Nom série  Bob Morane  posté le 02/11/2014 Modifier cet avis Achat conseillé ? Oui
Note Note: 4/5 (Franchement bien)
Voila une bande dessinée particulièrement ardue à trouver sur les lieux de vente standards, personnellement j'ai eu la chance de trouver une librairie spécialisée dans un coin de Bruxelles qui en vendait quelques tomes. Il existe malheureusement des bds de bonne facture qui tombent pourtant assez vite dans l'oubli, c'est le cas en l'occurence avec Bob Morane (On peut souligner tout de même pour nuancer qu'un dessin animée centré sur lui fut diffusé vers la fin des années 90 et que le groupe de rock Indochine se basa sur l'univers de la bd pour créer l'un de leur plus grand tube, "l'Aventurier")
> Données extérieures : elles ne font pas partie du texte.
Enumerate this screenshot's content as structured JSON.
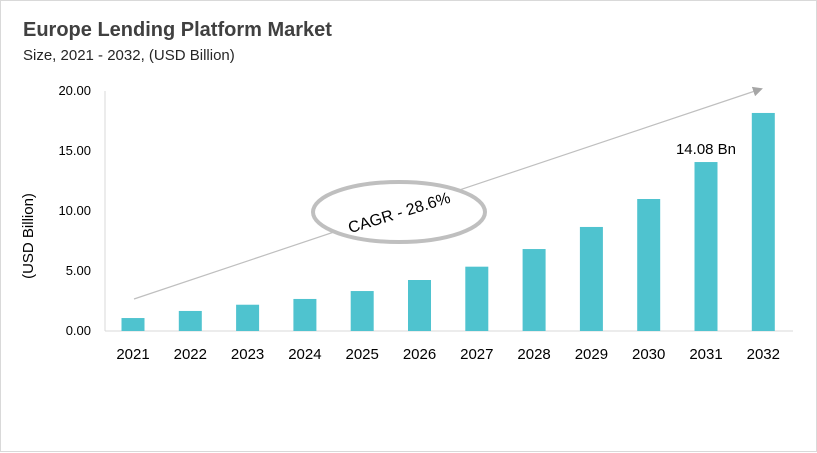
{
  "chart_data": {
    "type": "bar",
    "title": "Europe Lending Platform Market",
    "subtitle": "Size, 2021 - 2032, (USD Billion)",
    "xlabel": "",
    "ylabel": "(USD Billion)",
    "categories": [
      "2021",
      "2022",
      "2023",
      "2024",
      "2025",
      "2026",
      "2027",
      "2028",
      "2029",
      "2030",
      "2031",
      "2032"
    ],
    "values": [
      1.08,
      1.67,
      2.19,
      2.67,
      3.33,
      4.25,
      5.36,
      6.83,
      8.67,
      11.0,
      14.08,
      18.17
    ],
    "ylim": [
      0,
      20
    ],
    "yticks": [
      "0.00",
      "5.00",
      "10.00",
      "15.00",
      "20.00"
    ],
    "grid": false,
    "bar_color": "#4fc3cf",
    "annotations": {
      "data_label": {
        "category": "2031",
        "text": "14.08 Bn"
      },
      "cagr": "CAGR - 28.6%"
    }
  }
}
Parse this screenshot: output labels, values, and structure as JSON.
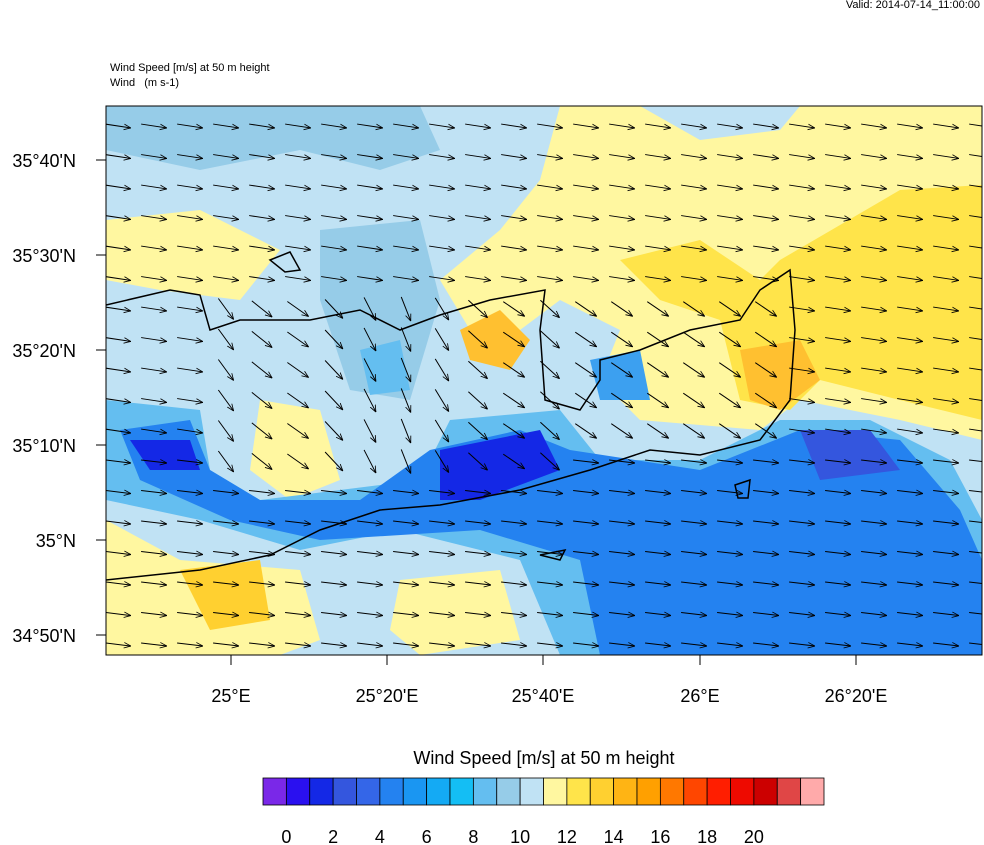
{
  "header": {
    "valid": "Valid: 2014-07-14_11:00:00"
  },
  "map": {
    "field_title": "Wind Speed [m/s] at 50 m height",
    "vector_title": "Wind   (m s-1)",
    "lat_labels": [
      "35°40'N",
      "35°30'N",
      "35°20'N",
      "35°10'N",
      "35°N",
      "34°50'N"
    ],
    "lon_labels": [
      "25°E",
      "25°20'E",
      "25°40'E",
      "26°E",
      "26°20'E"
    ]
  },
  "colorbar": {
    "title": "Wind Speed [m/s] at 50 m height",
    "colors": [
      "#7a28e8",
      "#2a10f0",
      "#1428e6",
      "#3456de",
      "#3466e8",
      "#2482f0",
      "#1a96f2",
      "#14aaf4",
      "#14bef4",
      "#64bef0",
      "#96cce8",
      "#c0e2f4",
      "#fff7a0",
      "#ffe44a",
      "#ffd030",
      "#ffb414",
      "#ffa000",
      "#ff7800",
      "#ff4600",
      "#ff1e00",
      "#ee0a00",
      "#cc0000",
      "#e04646",
      "#ffaaaa"
    ],
    "labels": [
      "0",
      "2",
      "4",
      "6",
      "8",
      "10",
      "12",
      "14",
      "16",
      "18",
      "20"
    ]
  }
}
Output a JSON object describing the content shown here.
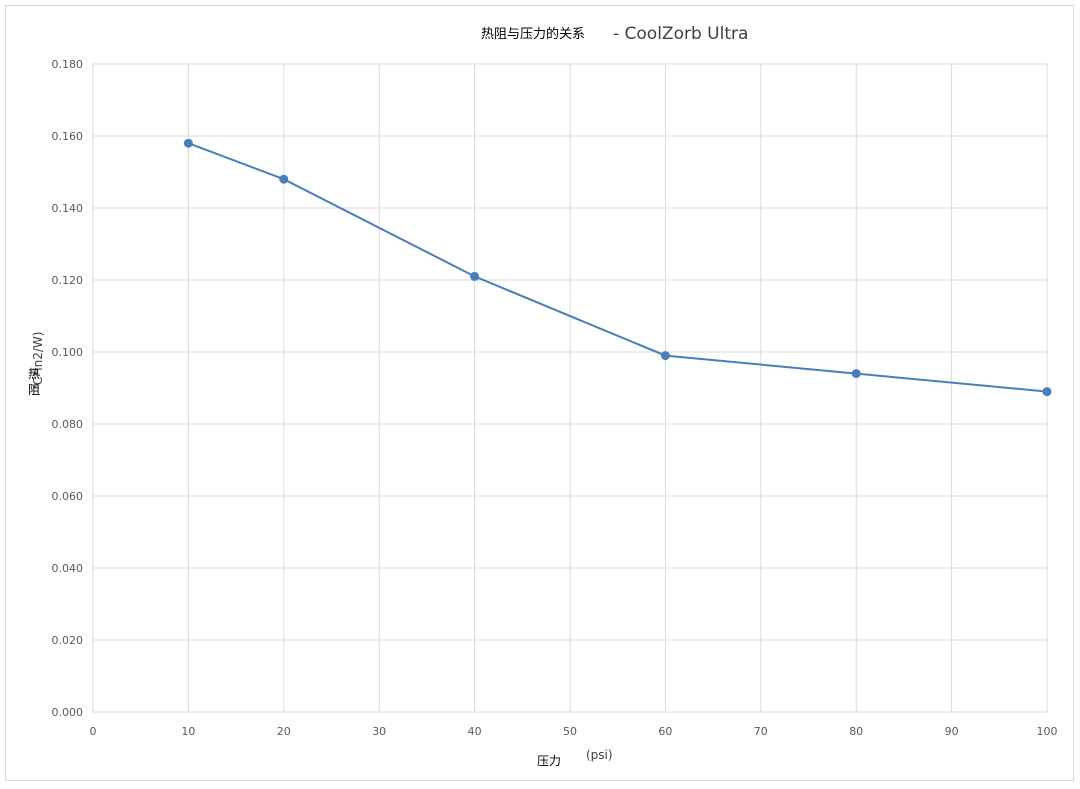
{
  "chart_data": {
    "type": "line",
    "title": "热阻与压力的关系",
    "subtitle": "- CoolZorb Ultra",
    "xlabel": "压力",
    "xlabel_unit": "(psi)",
    "ylabel_unit": "'C*in2/W)",
    "ylabel": "热阻",
    "xlim": [
      0,
      100
    ],
    "ylim": [
      0,
      0.18
    ],
    "x_ticks": [
      "0",
      "10",
      "20",
      "30",
      "40",
      "50",
      "60",
      "70",
      "80",
      "90",
      "100"
    ],
    "y_ticks": [
      "0.000",
      "0.020",
      "0.040",
      "0.060",
      "0.080",
      "0.100",
      "0.120",
      "0.140",
      "0.160",
      "0.180"
    ],
    "grid": true,
    "series": [
      {
        "x": [
          10,
          20,
          40,
          60,
          80,
          100
        ],
        "y": [
          0.158,
          0.148,
          0.121,
          0.099,
          0.094,
          0.089
        ],
        "color": "#4a7ebb"
      }
    ]
  }
}
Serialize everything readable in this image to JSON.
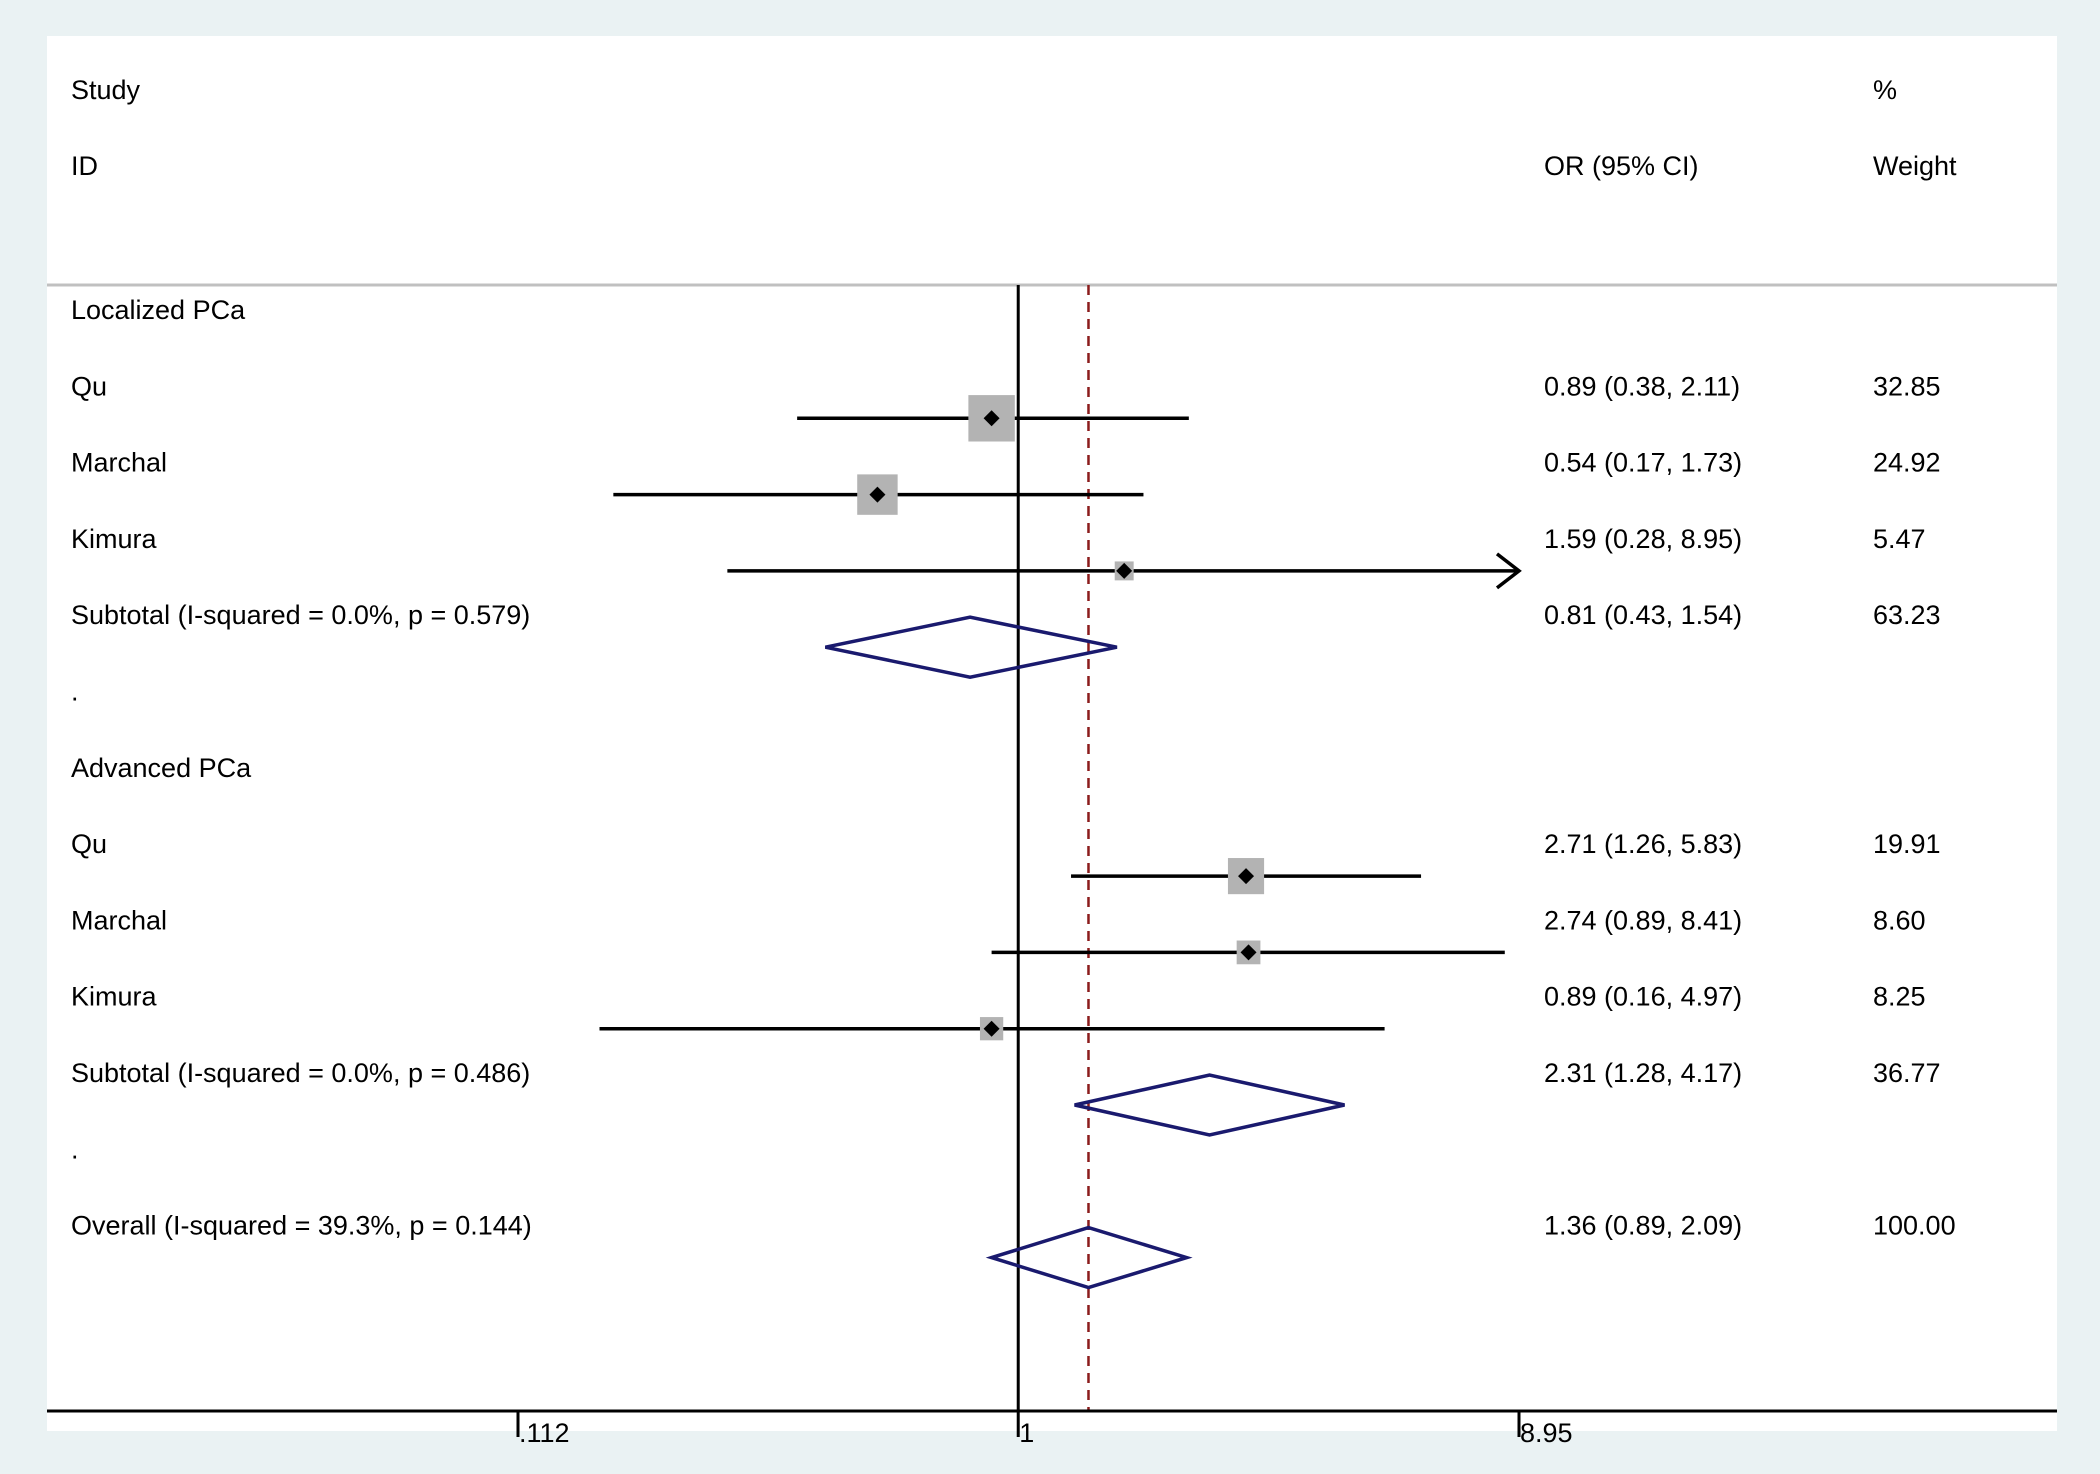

Bd adaptée d'une série de romans écrits par le belge Henri Vernes à partir de 1953, elle narre la vie mouvementée d'un ex-flying commander de la Royal Air Force, français d'origine, qui se retrouve régulièrement mélé à d'obscures affaires l'amenant à se confronter à d'impitoyables antagonistes assoiffés de pouvoir personnel : Monsieur Ming, l'implacable nemesis qui se dissimule sous le pseudonyme de l'Ombre Jaune, mais aussi Miss Ylang-Ylang, Orgonetz ou encore le Dr Xhatan. Dans ce combat contre le crime, il est le plus souvent épaulé par quelques alliés des plus précieux : Bill Balantine, sympathoche mastodonte écossais amateur de bières, Sophie Paramount, jolie reporter du Chronicle, mais pas seulement, Aristide Claimembart, Tania Orloff, Herbert Gains, Sir Archibald Baywatter...

Je n'ai pas eu le plaisir de lire l'intégralité de la série (et encore moins les romans), mais les albums que j'ai lu m'ont diverti, ça a certes un peu vieilli mais ça n'enlève rien à la qualité des scénarios et des personnages, tous bien campés (mention spéciale à Bill). D'une certaine façon cette bd me fait un peu penser à James Bond, le héros lui-même d'ailleurs m'a donné l'impression d'être une hybridation entre James Bond et le colonel Hannibal Smith de l'agence tout risques. Mi-gentleman mi-baroudeur pourrait-on dire.

Une bande dessinée un peu datée,ok. Un héros un tantinet lisse et classique, ok. Mais n'empêche, ça ne m'a en aucun cas dérangé et les albums se laissent lire sans ennui, bien au contraire (surtout ceux ou l'Ombre jaune est impliquée).